Hoops Recruiting: Obi Is The Real Deal

One of the greatest compliments a player can receive is when his coach says that he makes his teammates better. That's exactly what Oklahoma State signee Obi Muonelo does when he's on the court for Santa Fe High School in Edmond, Okla.

The 6-foot-5 Muonelo leads the No. 1-ranked Class 6A Wolves (who will be seeking their second consecutive state title when the playoffs begin Friday) in scoring (20.0 points), assists (5.4), three-point shooting (42.2 percent), free-throw shooting (74.8 percent) and steals (2.0). He also is second in rebounding (6.5). All while averaging just 25.7 minutes a game, or just more than three quarters of each contest.

"It's still a team game," Santa Fe coach Guy Hardaker says. "That's the hardest thing I've tried to emphasis with him because he's a kid that I can say, ‘Hey Obi, go get us 40 (points),' and he might go get us 40 but we might not be as good. He shares the basketball real well. He leads the team in assists and scoring, and is second in rebounding.

"His assists come because (our opponents) have to give him so much attention because he's so good offensively. His assists really do come easily because everybody is really trying to stop O," Harkaker continued. "The last game we had (on Friday night), Putnam City ran a box-and-one (defense) on him. I think it did limit his scoring a little bit, (because) he only had 17. But it just left it so open for Ekpe (Udoh) and some other kids on our team that we won big."

Hardaker says it wouldn't surprise him to see Muonelo be a factor for the Cowboys next November when the 2006-07 season begins.

"I think he's going to go in and play because I think he can help them offensively," the Santa Fe head coach says. "I can already see them yanking him out for defensive reasons, but I think he's going to get 15 to 20 minutes (a game) for sure. He's one of those players who can create his own shot. On the next level defenses are so good that you don't get those wide open pull ups (jumpers). You've got to pull up and make your shot. You can run all the offense you want but it boils down to who can make the plays at the end of the 35-second shot clock. It boils down to somebody making a play and making a shot.

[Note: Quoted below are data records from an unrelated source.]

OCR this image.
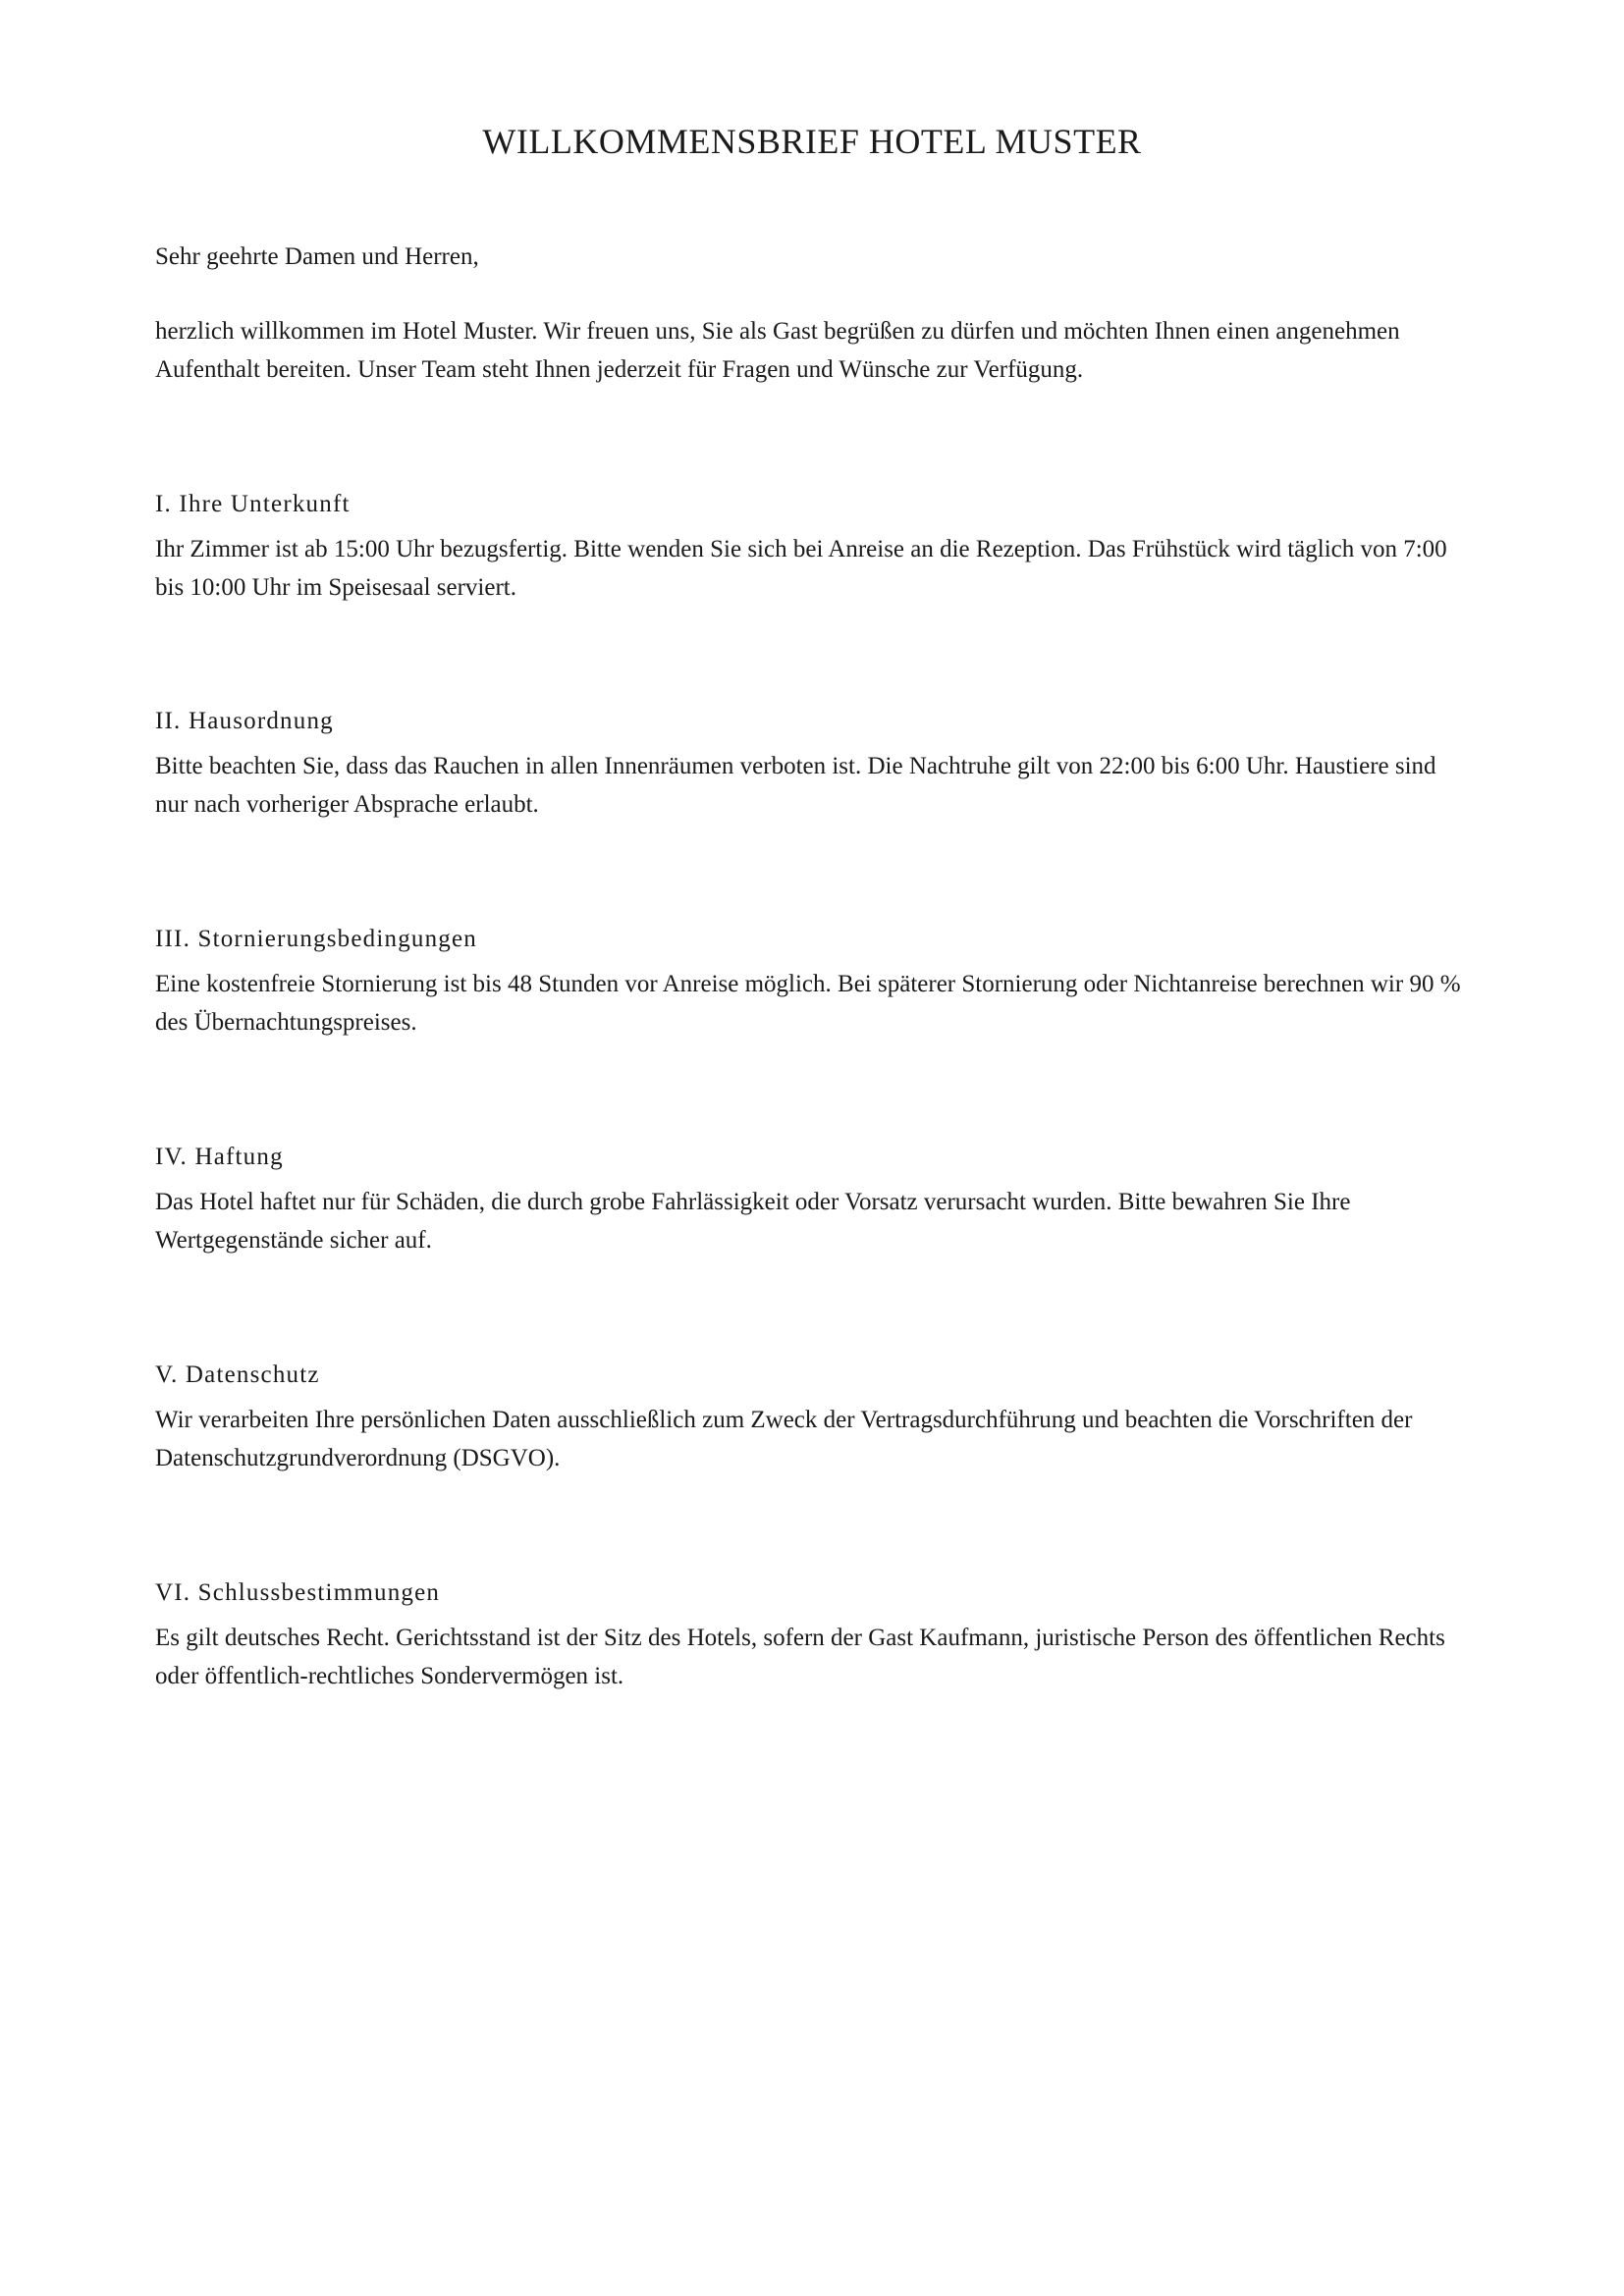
WILLKOMMENSBRIEF HOTEL MUSTER

Sehr geehrte Damen und Herren,

herzlich willkommen im Hotel Muster. Wir freuen uns, Sie als Gast begrüßen zu dürfen und möchten Ihnen einen angenehmen Aufenthalt bereiten. Unser Team steht Ihnen jederzeit für Fragen und Wünsche zur Verfügung.

I. Ihre Unterkunft

Ihr Zimmer ist ab 15:00 Uhr bezugsfertig. Bitte wenden Sie sich bei Anreise an die Rezeption. Das Frühstück wird täglich von 7:00 bis 10:00 Uhr im Speisesaal serviert.

II. Hausordnung

Bitte beachten Sie, dass das Rauchen in allen Innenräumen verboten ist. Die Nachtruhe gilt von 22:00 bis 6:00 Uhr. Haustiere sind nur nach vorheriger Absprache erlaubt.

III. Stornierungsbedingungen

Eine kostenfreie Stornierung ist bis 48 Stunden vor Anreise möglich. Bei späterer Stornierung oder Nichtanreise berechnen wir 90 % des Übernachtungspreises.

IV. Haftung

Das Hotel haftet nur für Schäden, die durch grobe Fahrlässigkeit oder Vorsatz verursacht wurden. Bitte bewahren Sie Ihre Wertgegenstände sicher auf.

V. Datenschutz

Wir verarbeiten Ihre persönlichen Daten ausschließlich zum Zweck der Vertragsdurchführung und beachten die Vorschriften der Datenschutzgrundverordnung (DSGVO).

VI. Schlussbestimmungen

Es gilt deutsches Recht. Gerichtsstand ist der Sitz des Hotels, sofern der Gast Kaufmann, juristische Person des öffentlichen Rechts oder öffentlich-rechtliches Sondervermögen ist.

"I'm thinking Obi can still create his own shot (on that level) and that's why I think he's going to immediately help Oklahoma State, because he is the type of guy who can do that. To be real honest, he may make them better by letting them do that. I very seldom run any of my sets for Obi because he's so good at making his own shot. We run our sets for our other kids, and Obi just kinds goes and gets his points."

Hardaker says that Muonelo's offense definitely gives him a chance to be a standout in college.

"I think he's really going to be able to help the Cowboys. I think he's going to have to get better defensively to play consistently at that level, but his offensive skills are second to none," he says. "He can dribble in traffic. I don't know how you teach that. He's 6-6, 240 pounds. He's big. He's just blossomed from when he was a freshman to now. He's matured into a strong young man who just keeps getting better and better.

"If you watch him, he's a good shooter and he's a good jumper, but he's not great. I don't think he's one of those guys where you watch him and just say, ‘Oh my gosh, he's the greatest shooter I've ever seen,' or ‘Oh my gosh, he's the greatest jumper.' He's not. He's just good. He can do a little bit of everything. I think his biggest strength is his instinct. He plays on pure instinct. He teaches me a bunch about basketball because I'll see him make a twist off of a set we run, and I'll think how did he get that. It's just pure instinct with that kid."

But Hardaker, as he said earlier, knows that Muonelo will need to improve his defense if he wants to be on the floor for an extended period of time for the Cowboys. "He's going to have to improve defensively. He's got to be a better off-the-ball defender. He loses sight of man and ball. I think less offensively and more defensively he'll need to become a more fundamental player."